Wie wirkt sich ein unregelmäßiger Zyklus auf den Kinderwunsch aus?

Die Zeit, in der man schwanger werden kann, ist sehr kurz. Die Fruchtbarkeit ist kurz vor dem Eisprung am höchsten – ist der Zyklus unregelmäßig, kann man diesen Moment nicht oder nur sehr schwer feststellen. Frauen, die schwanger werden möchten, beachten meistens die zweite Zyklushälfte, da zu jener Phase der Eisprung zählt.

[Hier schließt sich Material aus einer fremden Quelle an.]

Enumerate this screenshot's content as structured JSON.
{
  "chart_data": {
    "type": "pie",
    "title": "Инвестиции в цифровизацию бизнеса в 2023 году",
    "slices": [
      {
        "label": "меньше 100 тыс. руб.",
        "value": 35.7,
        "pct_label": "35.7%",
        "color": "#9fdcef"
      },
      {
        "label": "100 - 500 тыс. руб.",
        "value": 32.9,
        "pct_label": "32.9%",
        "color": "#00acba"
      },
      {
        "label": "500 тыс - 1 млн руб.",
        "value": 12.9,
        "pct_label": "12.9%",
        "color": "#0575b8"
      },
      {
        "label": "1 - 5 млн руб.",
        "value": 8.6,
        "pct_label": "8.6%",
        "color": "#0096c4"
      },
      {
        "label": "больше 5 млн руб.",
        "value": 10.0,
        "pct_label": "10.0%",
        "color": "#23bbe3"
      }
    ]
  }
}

Um die Wahrscheinlichkeit schwanger zu werden zu erhöhen, kann man den Zyklus und die Zeit zwischen der Regel berechnen. Das ist eigentlich gar nicht so schwer und hilft dabei, ein Gefühl dafür zu bekommen, was als Schwankungen und als unregelmäßiger Zyklus gesehen werden muss.

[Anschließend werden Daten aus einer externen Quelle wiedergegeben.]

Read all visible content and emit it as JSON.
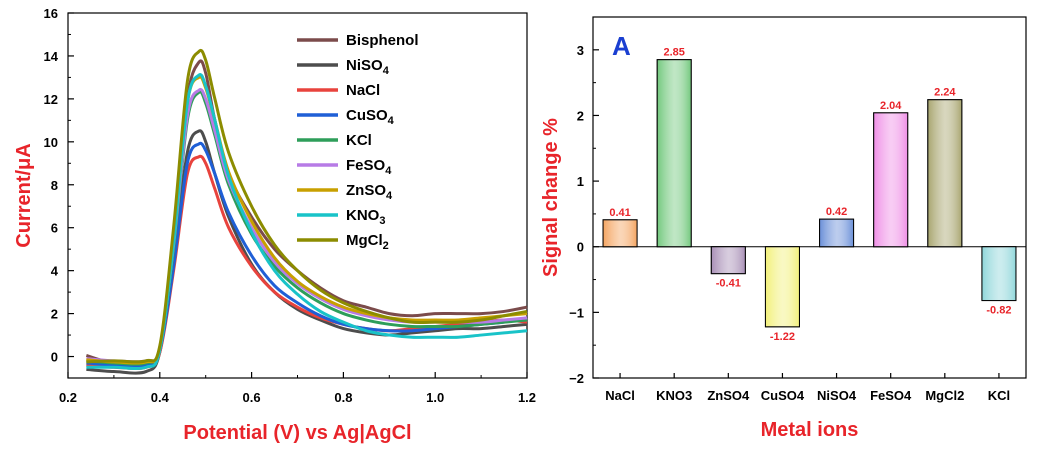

Weiterhin kann ein Ovulationstest helfen. Dieser zeigt die fruchtbaren Tage an und ist Teil der natürlichen Regulierung des Kinderwunschs.

Ein unregelmäßiger Zyklus ist übrigens keineswegs ein Ausschlusskriterium für eine mögliche Schwangerschaft. Diese kann natürlich trotz aller Schwankungen eintreten – wenn auch die Chance sehr viel geringer ist.

Was kann man gegen einen unregelmäßigen Zyklus tun?

Zählen Sie vom ersten Tag Ihrer Regelblutung bis zum Beginn der nächsten Blutung, um den weiblichen Zyklus zu berechnen. Ihren Eisprung haben Sie meistens in der Mitte des Zyklus, selten kurz nach oder kurz vor der Mitte. Diese Methode wird übrigens auch als natürliches Mittel zur Verhütung verwendet. Die Sicherheit ist jedoch als geringer einzuschätzen als beispielsweise bei der Pille.

Sofern das genaue Rechnen nicht hilft, ist es oft sinnvoll, den unregelmäßigen Zyklus bzw. die Zykluslänge von einem Arzt abklären zu lassen. Das gilt besonders dann, wenn die Periode mit wehenartigen Schmerzen verbunden ist oder während des Zyklus starke Unterleibsschmerzen auftreten. Der Menstruationszyklus lässt sich durch verschiedene Maßnahmen, die sich jeweils nach dem Grund für die Unregelmäßigkeit richten, regulieren.

In der ersten Zyklushälfte können die verschiedenen Ursachen für eine hormonelle Störung mit der Einnahme von Mönchspfeffer – auch genannt Agnus-Castus – bekämpft werden. Das pflanzliche Mittel Mönchspfeffer reguliert den Eisprung und stellt das hormonelle Gleichgewicht im Körper nach einer Phase mit viel Stress wieder her. Manche Frauen nehmen Mönchspfeffer zusammen mit Folsäure ein und regen so die Bildung des Hormons Östrogen an. Auch Kinderwunschtee kann helfen.

Ein letzter Schritt für die betroffenen Frauen mit Kinderwunsch ist eine Hormontherapie.